Nel 2000, nel Laboratorio Occupato s.k.a. che gestivamo come “Mario Pesce a Fore” al terzo piano, mi consegnò un feticcio per guidare il corteo contro il G8, ha sempre spiritualizzato la politica e forse politicizzato la spiritualità, ma sempre per pungolare la mediocrità, come quando al Palizzi ha progettato “il muro del sapere collettivo”, ponendo dialetticamente a confronto Gennaro Cilento con street e public Artist. Un artista eretico, come tutti coloro che vivono per elevare e monitorare lo sviluppo delle coscienze e delle conoscenze, in quest’ottica gli ho donato un piccolo elaborato realizzato nel caos della quotidianità di laboratorio, in una periferia che diventa centro didattico dell’arte per tutta l’area metropolitana, della quale mina dogmi e certezze rinnovandone il centro: preso il lavoro l’ha collocato in un altarino installazione di un suo feticcio magico, dicendomi “il volto umano è l’aspetto esteriore della psiche, l’ho collocato con un’occhio alato che gli volteggia sopra, che sta per l’acutezza della vista e la velocità delle ali, l’occhio che tutto vede.
Ciascuno di noi possiede un intuito attivo e sensibile, percepisce relazioni, cause e sostanze, nel mio caso nella pratica dello sciamanesimo artistico, determina effetti collaterali, ma non per complicarsi la vita, per percorrerne una migliore”. Secondo la letteratura sacra indù, ogni divinità ha un suo mantra, dato il numero infinito degli dei indiani (demoni e altri esseri sono, poi, anche più numerosi), ne consegue un numero infinito di mantra. Essi non possono essere usati impropriamente salvo gravi conseguenze. Un magico mantra usato per uccidere un nemico porterà un danno a chi l’ha usato impropriamente.

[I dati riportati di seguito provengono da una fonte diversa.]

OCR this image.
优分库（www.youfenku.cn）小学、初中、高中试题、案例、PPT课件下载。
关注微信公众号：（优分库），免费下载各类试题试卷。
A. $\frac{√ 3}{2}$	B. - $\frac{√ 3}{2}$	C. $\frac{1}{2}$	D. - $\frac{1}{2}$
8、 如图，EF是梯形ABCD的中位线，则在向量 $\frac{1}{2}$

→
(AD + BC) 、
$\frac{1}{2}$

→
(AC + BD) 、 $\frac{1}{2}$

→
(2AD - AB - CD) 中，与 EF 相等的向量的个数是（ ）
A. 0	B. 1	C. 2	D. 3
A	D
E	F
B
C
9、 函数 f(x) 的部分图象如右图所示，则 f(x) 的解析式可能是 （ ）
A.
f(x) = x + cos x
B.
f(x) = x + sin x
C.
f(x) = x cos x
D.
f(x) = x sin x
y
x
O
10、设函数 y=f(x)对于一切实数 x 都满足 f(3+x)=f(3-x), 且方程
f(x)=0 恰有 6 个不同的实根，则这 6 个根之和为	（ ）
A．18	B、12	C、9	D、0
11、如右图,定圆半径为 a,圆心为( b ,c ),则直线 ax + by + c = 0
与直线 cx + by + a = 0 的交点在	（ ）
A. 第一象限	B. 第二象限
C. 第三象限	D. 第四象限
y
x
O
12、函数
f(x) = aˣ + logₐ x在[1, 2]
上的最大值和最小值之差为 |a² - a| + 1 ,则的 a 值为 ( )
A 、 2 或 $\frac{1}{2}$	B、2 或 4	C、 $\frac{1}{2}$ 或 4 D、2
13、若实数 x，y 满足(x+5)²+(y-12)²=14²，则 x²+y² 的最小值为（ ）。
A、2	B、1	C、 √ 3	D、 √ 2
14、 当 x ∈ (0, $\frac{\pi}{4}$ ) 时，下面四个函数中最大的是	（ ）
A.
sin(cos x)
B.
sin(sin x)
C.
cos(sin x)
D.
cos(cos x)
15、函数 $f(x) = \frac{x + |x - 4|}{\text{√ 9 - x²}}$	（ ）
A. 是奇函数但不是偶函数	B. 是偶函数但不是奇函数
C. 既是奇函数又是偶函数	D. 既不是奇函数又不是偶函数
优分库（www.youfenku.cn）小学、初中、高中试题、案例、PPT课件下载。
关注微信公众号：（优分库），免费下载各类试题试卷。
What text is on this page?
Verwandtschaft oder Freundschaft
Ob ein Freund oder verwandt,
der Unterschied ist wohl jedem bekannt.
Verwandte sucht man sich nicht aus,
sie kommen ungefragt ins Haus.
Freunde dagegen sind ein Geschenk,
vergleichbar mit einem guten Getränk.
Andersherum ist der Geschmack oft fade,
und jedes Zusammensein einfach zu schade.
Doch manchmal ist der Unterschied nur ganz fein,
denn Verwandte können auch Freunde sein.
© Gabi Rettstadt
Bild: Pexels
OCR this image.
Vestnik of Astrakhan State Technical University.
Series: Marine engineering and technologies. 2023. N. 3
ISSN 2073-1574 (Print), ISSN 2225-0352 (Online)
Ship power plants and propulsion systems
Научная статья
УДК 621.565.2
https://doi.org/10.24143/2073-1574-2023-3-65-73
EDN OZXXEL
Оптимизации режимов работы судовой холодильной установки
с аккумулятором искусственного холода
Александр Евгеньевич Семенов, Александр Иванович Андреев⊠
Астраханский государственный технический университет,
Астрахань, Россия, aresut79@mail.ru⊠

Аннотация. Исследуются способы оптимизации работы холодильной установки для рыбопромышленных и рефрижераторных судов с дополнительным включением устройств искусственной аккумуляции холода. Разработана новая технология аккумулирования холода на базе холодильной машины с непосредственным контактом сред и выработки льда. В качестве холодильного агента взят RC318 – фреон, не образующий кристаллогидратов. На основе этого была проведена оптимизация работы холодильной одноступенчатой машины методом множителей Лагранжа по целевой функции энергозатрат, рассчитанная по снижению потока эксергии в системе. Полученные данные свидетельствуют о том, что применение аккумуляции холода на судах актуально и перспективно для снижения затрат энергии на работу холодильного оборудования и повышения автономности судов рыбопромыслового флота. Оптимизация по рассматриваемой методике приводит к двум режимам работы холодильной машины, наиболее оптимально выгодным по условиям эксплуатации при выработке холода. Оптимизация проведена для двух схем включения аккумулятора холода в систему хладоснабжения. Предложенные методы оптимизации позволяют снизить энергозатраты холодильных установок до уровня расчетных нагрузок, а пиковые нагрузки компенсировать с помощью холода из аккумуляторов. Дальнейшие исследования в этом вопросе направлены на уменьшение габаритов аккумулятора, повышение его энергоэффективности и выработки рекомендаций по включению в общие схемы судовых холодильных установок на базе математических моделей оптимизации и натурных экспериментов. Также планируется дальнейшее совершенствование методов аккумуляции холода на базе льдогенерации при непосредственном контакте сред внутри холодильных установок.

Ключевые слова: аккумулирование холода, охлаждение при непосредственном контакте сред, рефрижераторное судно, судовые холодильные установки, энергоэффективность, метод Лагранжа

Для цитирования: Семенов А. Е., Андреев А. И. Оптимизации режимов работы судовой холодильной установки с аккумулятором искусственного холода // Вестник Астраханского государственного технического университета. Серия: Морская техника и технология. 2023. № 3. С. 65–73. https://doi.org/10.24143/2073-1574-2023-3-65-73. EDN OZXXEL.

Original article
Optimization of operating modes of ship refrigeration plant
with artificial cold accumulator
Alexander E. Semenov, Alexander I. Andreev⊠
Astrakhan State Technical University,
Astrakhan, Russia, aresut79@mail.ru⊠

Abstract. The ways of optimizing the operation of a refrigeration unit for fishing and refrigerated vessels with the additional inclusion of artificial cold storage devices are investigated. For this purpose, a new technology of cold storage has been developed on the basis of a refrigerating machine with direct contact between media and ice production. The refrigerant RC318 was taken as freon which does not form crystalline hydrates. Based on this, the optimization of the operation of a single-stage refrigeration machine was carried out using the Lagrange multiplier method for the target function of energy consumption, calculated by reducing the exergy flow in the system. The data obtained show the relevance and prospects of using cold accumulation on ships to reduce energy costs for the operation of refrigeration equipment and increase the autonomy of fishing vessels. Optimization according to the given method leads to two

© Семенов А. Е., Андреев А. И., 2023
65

La conoscenza della corretta cultura di spiriti e diavoli è essenziale per uno stregone, deve conoscere il mantra, come dire le parole e quale posizione assumere nel pronunciarle. Un’arte, una forma di cultura, nel gioco magico: oltre alle parole esistono e si debbono conoscere i segni magici, la magia delle parole si chiama mantra, quella dei segni si chiama yantra, questo è ciò che pratica da sempre Antonio Milanese: peccato che gli artisti contemporanei, nel nome della causa-effetto, dell’obiettivo di comunicazione e del progetto, stiano perdendo la relazione con la spiritualità e la magia del segno, per fortuna in realtà come Napoli, tutto questo si tramanda nella comunicazione tra artisti e nel legame tra il linguaggio simbolico dell’arte e il popolo (comunità è una brutta parola, divisiva e territoriale), a Cagliari maghi e sciamani? Quelli che sanno vendersi meglio, la negazione della magia dell’arte.